Note: For maximum benefit, walk on Saturday afternoons and Sunday mornings when Sunday walks are an hour or more; this shortens recovery times between endurance walks.
|1||40 min.||40 min.|
|2||50 min.||40 min.|
|3||1 hr.||40 min.|
|4||1 hr. 15 min.||1 hr.|
|5||1 hr. 30 min.||20 min.|
|6||1 hr. 20 min.||1 hr.|
|7||2 hrs.||20 min.|
|8||1 hr. 30 min.||1 hr.|
|9||Long, hilly day hike; at least 3 hrs.||20 min.|
|10||1 hr. 40 min.||1 hr. 20 min.|
|11||3 hrs. 30 min.||20 min.|
|12||1 hr. 45 min.||1 hr. 15 min.|
|13||All-day hike, off-roak||20 min.|
|14||1 hr.||1 hr.|
|15||4 hrs. 30 min.||20 min.|
|16||2 hrs. 45 min.||1 hr.|
|17||1 hr. 15 min.||40 min.|
|18||Race weekend!||Walk 26.2 miles (and have fun!)|
Note: These times assume you're walking in the 4-5 mph range. If you walk faster than that, assume that these times are for someone walking 4-5 mph, convert these times to mileage, and walk the resulting distances for the long workouts.
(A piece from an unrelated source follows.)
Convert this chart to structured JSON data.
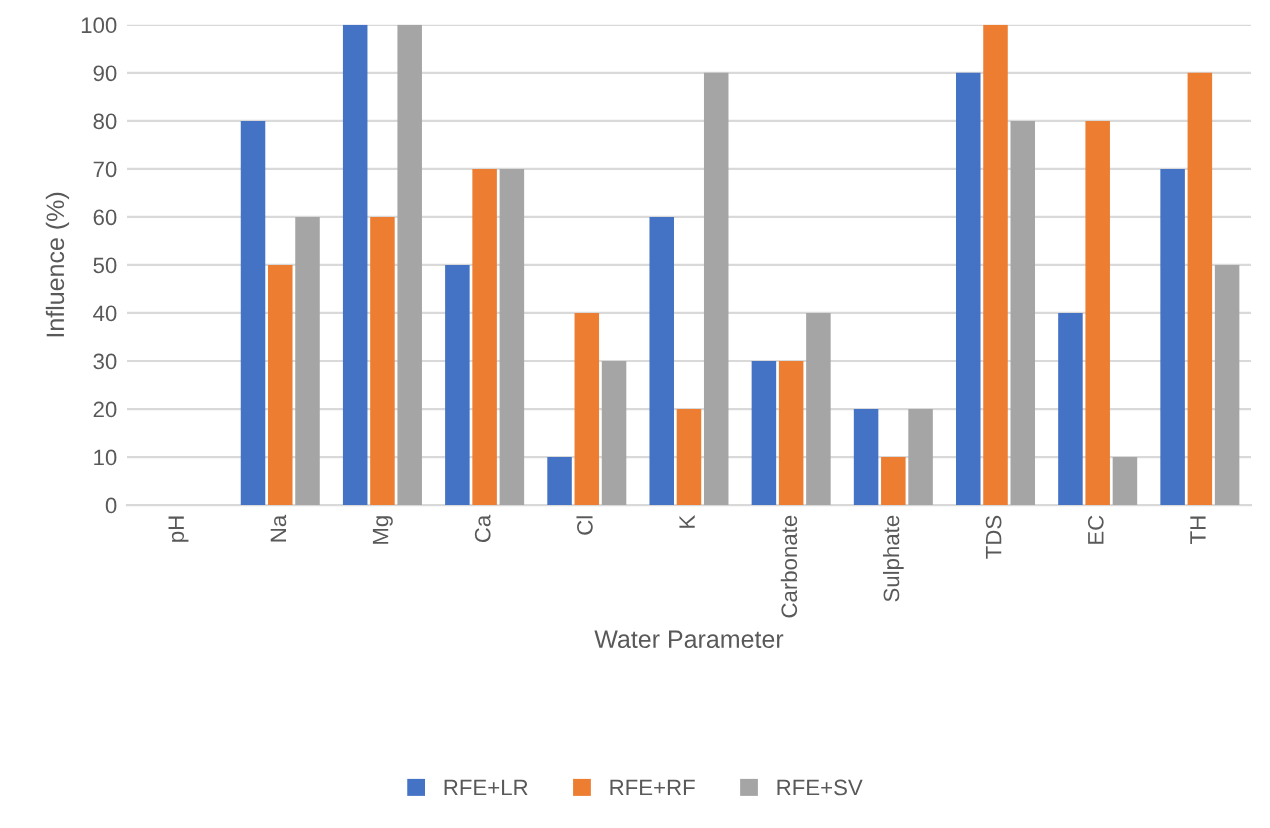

LOOKING FOR A FASTER MARATHON? The plan can be modified to make a faster time of six or even five hours by making the following two adjustments:
1. Create a 22-week program by repeating weeks 12 through 15, then finishing up with 16 to 18. The second time through, increase the long Saturday walks in weeks 13 and 15 by one hour.
2. In week 14 (both times you do it), replace the easy Saturday one-hour walk with your best effort in a 5-mile to 10K (6.2 mile) road race - chase some runners! Skip speed work the following Tuesday and walk an easy 30 minutes.